To my friends I may be an entrepreneur, teacher and artist but to my cafe members I am the ‘Mandala Queen’, a tag I have come to love and adore. As we begin our new journey of posts and blogs I would like to share my insight into this art form that has captivated my heart and soul, my entire being, over the past year.
A mandala, which is Sanskrit for circle, is a geometric design that holds a great deal of symbolism in Hindu and Buddhist cultures. Mandalas are believed to represent different aspects of the universe and are used as instruments of meditation and symbols of prayer most notably in China, Japan and Tibet. Loosely based on the folk arts of India, Mandala is an ancient art that is seen in Mughal architecture as well. More recently, mandalas have also been found in dream catchers, a popular item in the West, as a means to protect the individual sleeping.
Mandala as an art form has many dimensions and benefits. Creating a Mandala transports you to a different world. The immersive experience of making a mandala has immense benefits. Besides helping younger kids in building concentration or re-focusing adult concentration, it has an incredibly calming effect and is a great stress buster. In addition, it unleashes people’s hidden creativity and in the end, the outcome is a beautiful piece of art to adorn one’s walls.
Working on a mandala from making the template to adding colours to it or filling it with patterns is a time-intensive but satisfying process. It is in fact the time and effort involved that is almost meditation-like resulting in the calming effect that it produces.
Types of Mandalas
There are various types of mandalas found in different cultures and used for a multitude of purposes, both artistically and spiritually.
1. Teaching Mandalas
Teaching mandalas are symbolic, and each shape, line, or colour represents a different aspect of a philosophical or religious system. The student creates his or her own mandala based on principles of design and construction, projecting a visual symbolization of everything they have learned. Teaching mandalas serve as colourful, mental maps for their creators.
2. Healing Mandalas
Healing mandalas are more intuitive in design, and they are made for the purpose of meditation. Healing mandalas are intended to deliver wisdom, evoke feelings of calm, and channel focus and concentration.
Symbolism in Mandalas
The center is a dot, which is a symbol that is free of dimensions. It is interpreted as the starting point, the beginning of contemplation, and devotion to the divine. From there, the dot is surrounded by lines and geometrical patterns that symbolize the universe, encompassed by the outer circle which represents the cyclical nature of life.
How Mandalas Are Used:
Mandalas are used for a variety of religious traditions, meditation, and modern contexts. The traditional mandala, takes weeks to complete and is full of positivity and brings inner peace.

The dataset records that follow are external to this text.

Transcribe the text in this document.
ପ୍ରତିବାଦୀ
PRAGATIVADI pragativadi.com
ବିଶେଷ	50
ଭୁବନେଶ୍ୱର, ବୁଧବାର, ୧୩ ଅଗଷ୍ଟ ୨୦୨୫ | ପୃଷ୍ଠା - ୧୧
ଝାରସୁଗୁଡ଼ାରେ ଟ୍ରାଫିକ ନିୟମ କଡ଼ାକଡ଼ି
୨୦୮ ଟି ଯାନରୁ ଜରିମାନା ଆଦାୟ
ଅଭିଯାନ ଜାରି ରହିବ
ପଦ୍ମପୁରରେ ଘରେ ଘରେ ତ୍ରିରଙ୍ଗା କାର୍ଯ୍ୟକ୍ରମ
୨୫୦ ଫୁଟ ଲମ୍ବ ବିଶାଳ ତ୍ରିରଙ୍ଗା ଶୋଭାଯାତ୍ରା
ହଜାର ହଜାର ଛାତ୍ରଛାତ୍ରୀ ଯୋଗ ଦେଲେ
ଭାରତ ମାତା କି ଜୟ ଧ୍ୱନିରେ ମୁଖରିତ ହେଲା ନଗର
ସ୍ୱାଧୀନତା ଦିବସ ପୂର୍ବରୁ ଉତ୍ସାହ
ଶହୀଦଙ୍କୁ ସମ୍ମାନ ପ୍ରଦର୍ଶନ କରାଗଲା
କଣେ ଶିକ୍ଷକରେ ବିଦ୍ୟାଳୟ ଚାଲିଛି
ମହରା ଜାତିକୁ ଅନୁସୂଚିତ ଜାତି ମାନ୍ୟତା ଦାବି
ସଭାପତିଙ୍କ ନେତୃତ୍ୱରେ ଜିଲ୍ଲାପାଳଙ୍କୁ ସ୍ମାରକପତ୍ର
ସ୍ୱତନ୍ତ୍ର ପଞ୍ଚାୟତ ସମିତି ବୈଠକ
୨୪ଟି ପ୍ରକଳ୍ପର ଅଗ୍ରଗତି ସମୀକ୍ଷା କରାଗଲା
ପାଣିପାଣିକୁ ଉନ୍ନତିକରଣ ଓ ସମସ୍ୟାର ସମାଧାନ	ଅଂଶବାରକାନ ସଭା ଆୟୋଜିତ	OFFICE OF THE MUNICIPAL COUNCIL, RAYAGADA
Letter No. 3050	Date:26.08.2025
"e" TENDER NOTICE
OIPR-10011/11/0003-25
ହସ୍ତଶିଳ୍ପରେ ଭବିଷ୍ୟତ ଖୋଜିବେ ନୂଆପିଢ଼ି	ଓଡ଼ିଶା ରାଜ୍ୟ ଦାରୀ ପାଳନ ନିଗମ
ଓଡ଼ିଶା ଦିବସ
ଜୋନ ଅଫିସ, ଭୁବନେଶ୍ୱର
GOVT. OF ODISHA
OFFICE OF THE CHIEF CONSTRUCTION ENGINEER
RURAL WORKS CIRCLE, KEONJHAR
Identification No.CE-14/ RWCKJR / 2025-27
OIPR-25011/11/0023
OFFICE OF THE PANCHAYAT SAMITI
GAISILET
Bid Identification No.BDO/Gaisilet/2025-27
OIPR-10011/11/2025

It is my desire to see many take up this art form and achieve inner peace and calm and a philosophical approach to life. By creating mandalas, I have found balance in my life and it has given me strength during the pandemic. Some do yoga, some meditate while others resort to many different methods of self-relaxation. For me it is the mandala and I hope that it will bring you, my dear reader, the same resilience, peace and tranquillity.
Jyoti Agarwal, Bangalore
Artist, Teacher & ofcourse Mandala Queen!!